- Бунтовал? – заинтересованно спросила Алина, доверчиво улыбнувшись.
- Возраст был сложный.
- Но вы же это преодолели... Значит, тогда он проявлял эмоции?
- Алина, тогда он был ребенком, - Нина Петровна придвинула к потенциальной невестке блюдо с пирожными. – А теперь он взрослый мужчина. Генеральный директор огромной корпорации. Ему приходится соответствовать. От тебя зависит, каким он может быть вне работы.
- Иногда создается впечатление, что от меня мало что зависит в действительности, - вздохнула Акаева и благодарно кивнула за пирожные. – Он когда-нибудь раньше влюблялся?
- Разве бывает так, чтобы не влюбляться? – рассмеялась Нина Петровна. – Конечно, и, возможно, даже не раз. Но все это было несерьезным, и совсем не должно тебя беспокоить.
- Да меня и не беспокоит. Просто тревожит, насколько серьезно – я. Богдан... мне бы не хотелось однажды его потерять.
- Ты точно думаешь не о том! Вы с Богданом вместе. Если бы он этого не хотел, то... сама понимаешь…
Алина понимала. К сожалению, слишком много, чтобы успокоиться от одних только слов Нины Петровны. И все, что она вынесла из этого разговора – это неоспоримый и неутешительный факт, что с матерью Моджеевский уж точно не слишком близок.
Потому что отговаривалась та лишь общими фразами, и на какое-то время Акаевой даже показалось, что она сама знает о Богдане куда больше, чем Нина Петровна. В конце концов, «нелегко дался развод» и «сложный возраст» - можно сказать о любом подростке. О любом и ни о ком одновременно. Зато сама Алина точно видела – она не выводит его вообще ни на какие эмоции. И никто не выводит.
Нет, они временами и смеялись вместе над какой-нибудь шуткой, и непринужденно болтали неважно о чем. В постели Моджеевский бывал разным – и нежным, и страстным, и требовательным, и дающим. И придраться ей по сути было не к чему. Желание в нем она однозначно вызывала. Он хотел ее, но она не знала наверняка, хотел ли он именно ее или просто хотел. Движения к ней – никакого. Сама иди. Эмоции – хоть одной бы добиться, ей-богу! Или понять, что он действительно вот такой... равнодушный... параллельный...
Вот только Алине почему-то казалось, что именно таким Богдан и не был. И когда он тащил ее к машине из магазинчика винтажных украшений, а она едва успевала перебирать ногами, чтобы не отставать, то точно видела, как что-то мелькало в его глазах. Что-то, что заставляло их блестеть иначе, чем блестит холодное и безучастное море в ноябре. Знать бы еще, почему. Что вывело. Откуда взялось. Не от брошки же!
И что это за выходка с чаевыми? Сколько он оставил – Алина не имела представления, но судя по вытянувшейся физиономии жены Ярославцева, догадывалась, что и правда устроил аттракцион невиданной щедрости. И почему там? Правда слушал про побрякушки от Рейкактотам? Реально слушал? Он же никогда не слушал то, что ему не интересно!

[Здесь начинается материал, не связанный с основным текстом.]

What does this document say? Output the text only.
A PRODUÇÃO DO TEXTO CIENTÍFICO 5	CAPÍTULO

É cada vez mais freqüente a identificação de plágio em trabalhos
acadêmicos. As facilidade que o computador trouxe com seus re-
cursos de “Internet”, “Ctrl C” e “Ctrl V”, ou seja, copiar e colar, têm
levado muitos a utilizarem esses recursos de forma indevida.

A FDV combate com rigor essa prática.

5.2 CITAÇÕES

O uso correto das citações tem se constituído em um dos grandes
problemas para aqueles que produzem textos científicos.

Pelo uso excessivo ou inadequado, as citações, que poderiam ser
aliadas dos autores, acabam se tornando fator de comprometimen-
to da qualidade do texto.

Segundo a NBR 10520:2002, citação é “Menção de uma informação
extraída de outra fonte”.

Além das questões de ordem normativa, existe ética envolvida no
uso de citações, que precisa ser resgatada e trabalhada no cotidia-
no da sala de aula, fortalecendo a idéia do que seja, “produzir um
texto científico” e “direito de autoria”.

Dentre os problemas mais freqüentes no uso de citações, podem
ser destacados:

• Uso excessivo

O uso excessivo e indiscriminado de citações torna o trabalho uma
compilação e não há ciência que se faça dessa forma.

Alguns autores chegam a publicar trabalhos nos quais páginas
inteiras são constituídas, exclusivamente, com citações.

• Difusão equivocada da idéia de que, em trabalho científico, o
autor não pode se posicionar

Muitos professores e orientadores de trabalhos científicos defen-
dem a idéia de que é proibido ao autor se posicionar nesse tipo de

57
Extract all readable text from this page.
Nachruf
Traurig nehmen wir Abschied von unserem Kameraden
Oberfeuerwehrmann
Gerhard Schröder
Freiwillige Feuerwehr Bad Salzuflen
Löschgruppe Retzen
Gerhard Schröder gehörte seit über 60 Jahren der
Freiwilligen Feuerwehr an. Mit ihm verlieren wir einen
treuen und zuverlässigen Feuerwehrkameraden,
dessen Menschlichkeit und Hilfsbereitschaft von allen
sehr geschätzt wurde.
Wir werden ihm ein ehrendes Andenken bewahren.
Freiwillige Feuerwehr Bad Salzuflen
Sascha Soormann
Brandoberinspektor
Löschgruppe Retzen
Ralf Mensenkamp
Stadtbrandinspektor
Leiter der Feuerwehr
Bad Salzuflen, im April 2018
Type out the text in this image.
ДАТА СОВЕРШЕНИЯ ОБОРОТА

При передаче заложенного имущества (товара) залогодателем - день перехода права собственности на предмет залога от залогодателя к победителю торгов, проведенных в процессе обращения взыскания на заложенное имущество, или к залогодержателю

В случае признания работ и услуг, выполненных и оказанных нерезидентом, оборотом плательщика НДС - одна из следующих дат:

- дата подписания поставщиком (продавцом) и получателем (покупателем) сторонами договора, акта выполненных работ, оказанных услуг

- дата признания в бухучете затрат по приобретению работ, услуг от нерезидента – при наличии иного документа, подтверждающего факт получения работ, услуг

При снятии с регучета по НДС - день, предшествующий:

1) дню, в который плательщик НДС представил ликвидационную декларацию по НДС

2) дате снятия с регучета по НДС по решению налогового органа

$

Ничего этого Алина не позволила себе спросить у Нины Петровны, просто потому что это было бы глупо. Та лишь подняла бы лишний шум, где того не требуется. Уж что-что, а потенциальную свекровь Акаева успела изучить достаточно неплохо. Потому послушно ела пирожные, пила чай, нахваливала талант ее модельера. А потом улепетнула работать дальше. Нужно было отснять еще два платья, и фотограф выжимал из Алины последние соки, которых и без того оставалось немного.
А ведь еще возвращаться в телестудию. Генеральный решил вечером устроить совещание относительно кадровых перестановок. О себе Алина не переживала. У нее был подписан контракт, и вряд ли канал стал бы его разрывать. Но послушать было интересно – Ярославцев оказался довольно шустрым и энергичным малым, работавшим за десятерых, и за десятерых же и отрывавшийся на окружающих. Но впервые за то время, которое она была занята на канале, появилась надежда, что эта махина таки разгонится, потому что нормального управления она не видала до Дмитрия Эдуардовича никогда. А тут – такой напор, что невозможно не заразиться.
Как человек – он представлялся Алине довольно мутным типом, хотя и со своим обаянием. Под это обаяние подпадали все тетки вокруг от восемнадцати до шестидесяти восьми. Просто старушке-бухгалтерше было как раз ровно столько, и она так от него поплыла, что даже не с первого раза расслышала новость о том, что ей пора на пенсию.
Как профессионал – явно находился на своем месте и точно знал, что делает в той отрасли, в которой работает. Это было видно если не с первого дня, то теперь, спустя полтора месяца – точно. И потому опаздывать на совещание, на которое ее за каким-то чертом позвали, – да ну его нафиг!